UPDATED 07:00 EDT / SEPTEMBER 02 2014

Cisco hints at plan to adopt application-centered containers

small__12300808633Apparently not wanting to be left out of the latest craze in virtualization, Cisco Systems, Inc. is hinting at plans to incorporate Docker containers into its emerging cloud services.

The tidbit comes from this blog post, which offers a fairly standard primer on containers vs. virtual machines. But the real nugget comes at the end of the post, when Kenneth Owens, Chief Technical Officer for Cloud Infrastructure Services writes, “Cisco Cloud Services is creating an Intercloud of container and micro-services in a cloud native and hybrid CI/CD [continuous integration and delivery] model across Openstack, VMware, Cisco Powered, and Public clouds. Look for availability early next year.”

Cisco has not yet responded to a request for a clarification.

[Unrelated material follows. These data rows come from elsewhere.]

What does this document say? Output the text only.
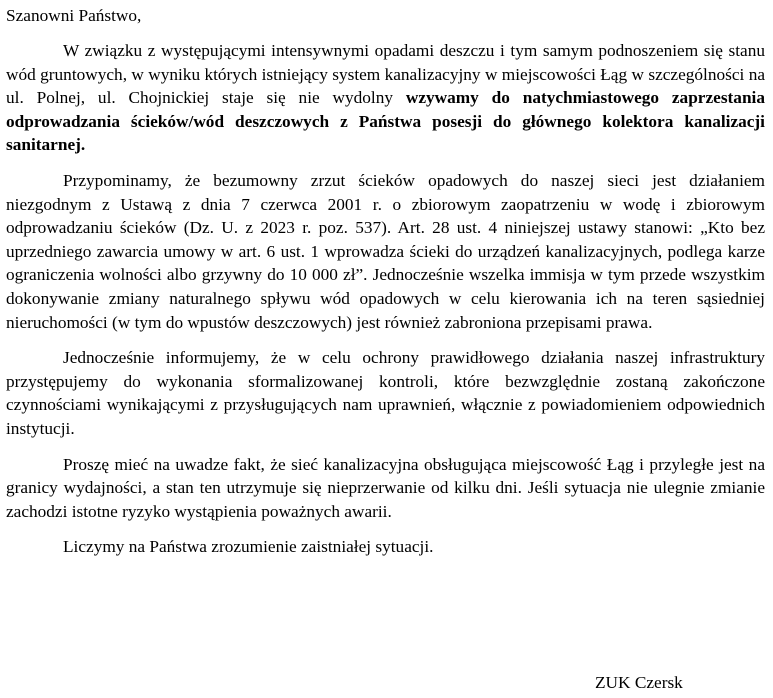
Szanowni Państwo,

W związku z występującymi intensywnymi opadami deszczu i tym samym podnoszeniem się stanu wód gruntowych, w wyniku których istniejący system kanalizacyjny w miejscowości Łąg w szczególności na ul. Polnej, ul. Chojnickiej staje się nie wydolny wzywamy do natychmiastowego zaprzestania odprowadzania ścieków/wód deszczowych z Państwa posesji do głównego kolektora kanalizacji sanitarnej.

Przypominamy, że bezumowny zrzut ścieków opadowych do naszej sieci jest działaniem niezgodnym z Ustawą z dnia 7 czerwca 2001 r. o zbiorowym zaopatrzeniu w wodę i zbiorowym odprowadzaniu ścieków (Dz. U. z 2023 r. poz. 537). Art. 28 ust. 4 niniejszej ustawy stanowi: „Kto bez uprzedniego zawarcia umowy w art. 6 ust. 1 wprowadza ścieki do urządzeń kanalizacyjnych, podlega karze ograniczenia wolności albo grzywny do 10 000 zł”. Jednocześnie wszelka immisja w tym przede wszystkim dokonywanie zmiany naturalnego spływu wód opadowych w celu kierowania ich na teren sąsiedniej nieruchomości (w tym do wpustów deszczowych) jest również zabroniona przepisami prawa.

Jednocześnie informujemy, że w celu ochrony prawidłowego działania naszej infrastruktury przystępujemy do wykonania sformalizowanej kontroli, które bezwzględnie zostaną zakończone czynnościami wynikającymi z przysługujących nam uprawnień, włącznie z powiadomieniem odpowiednich instytucji.

Proszę mieć na uwadze fakt, że sieć kanalizacyjna obsługująca miejscowość Łąg i przyległe jest na granicy wydajności, a stan ten utrzymuje się nieprzerwanie od kilku dni. Jeśli sytuacja nie ulegnie zmianie zachodzi istotne ryzyko wystąpienia poważnych awarii.

Liczymy na Państwa zrozumienie zaistniałej sytuacji.

ZUK Czersk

What’s clear is that Cisco is committed to the idea of containers in general. The company teamed up with Red Hat Inc. on this whitepaper about the shortcomings of containers and how the two companies plan to address them. In the document, Cisco talks about “application-optimized containers” to address the  fact that when a new application is placed into production, “a networking team needs to select the appropriate VLAN, open ports, configure load balancing, set up port security through access control lists (ACLs), and apply network policies such as QoS.”

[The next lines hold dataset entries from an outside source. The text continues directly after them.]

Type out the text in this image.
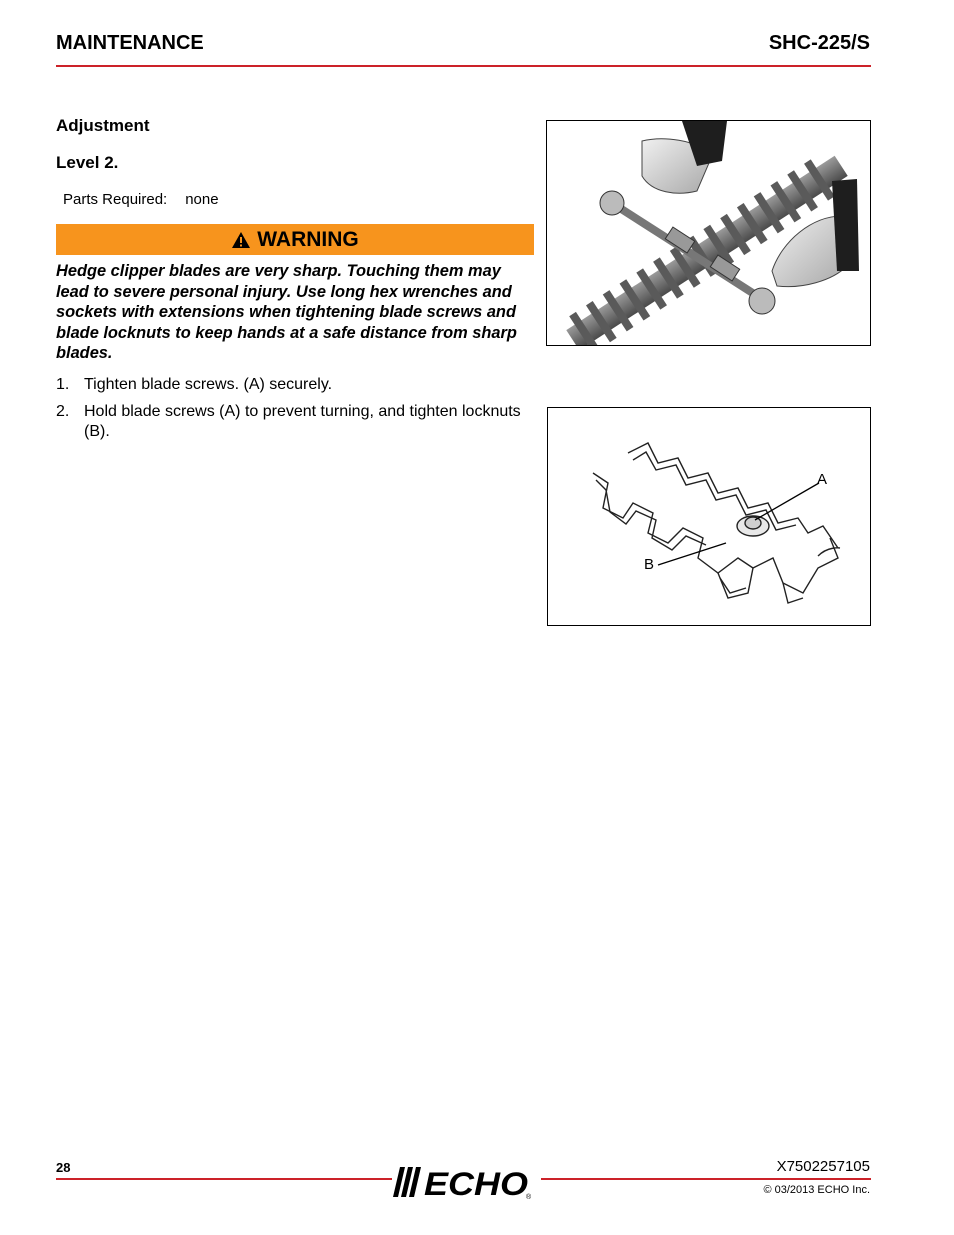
MAINTENANCE	SHC-225/S
Adjustment
Level 2.
Parts Required: none
WARNING
Hedge clipper blades are very sharp. Touching them may lead to severe personal injury. Use long hex wrenches and sockets with extensions when tightening blade screws and blade locknuts to keep hands at a safe distance from sharp blades.
1. Tighten blade screws. (A) securely.
2. Hold blade screws (A) to prevent turning, and tighten locknuts (B).
A
B
28	ECHO
®
X7502257105
© 03/2013 ECHO Inc.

The company says it’s partnering with Red Hat “to automate network configuration using software-defined networking (SDN) and an application-optimized infrastructure. When a new containerized application is placed in production, the network will recognize the application requirements and automatically apply them.”

Top of the company’s to-do list is the issue of container security, because “Currently, kernel exploits at the host operating-system level affect all containers on the host.” Coincidentally, security is also one of the aspects VMware Inc. is hoping to address with its approach to mixing containers with virtualization as a way of ensuring application integrity.

“By combining containers and virtual machines, customers can improve their ability to deliver applications without compromising their enterprise IT standards,” explained VMware CTO Kit Colbert.

Besides security, Cisco is hoping to develop improved management and orchestration tools, plus better ways to create, deploy and retire containers. It’s also said to be working on “inter-container communication”, because containers apparently don’t chat nicely.

“Standardizing on one or a few methods for naming, discovery, and connectivity will help accelerate adoption of Linux containers,” explains the whitepaper.

There’s no word of when – or even if – these innovations might see the light of day. Nevertheless the fact that Cisco is contemplating them so seriously is yet more evidence of the huge impact containers are set to have on enterprise computing.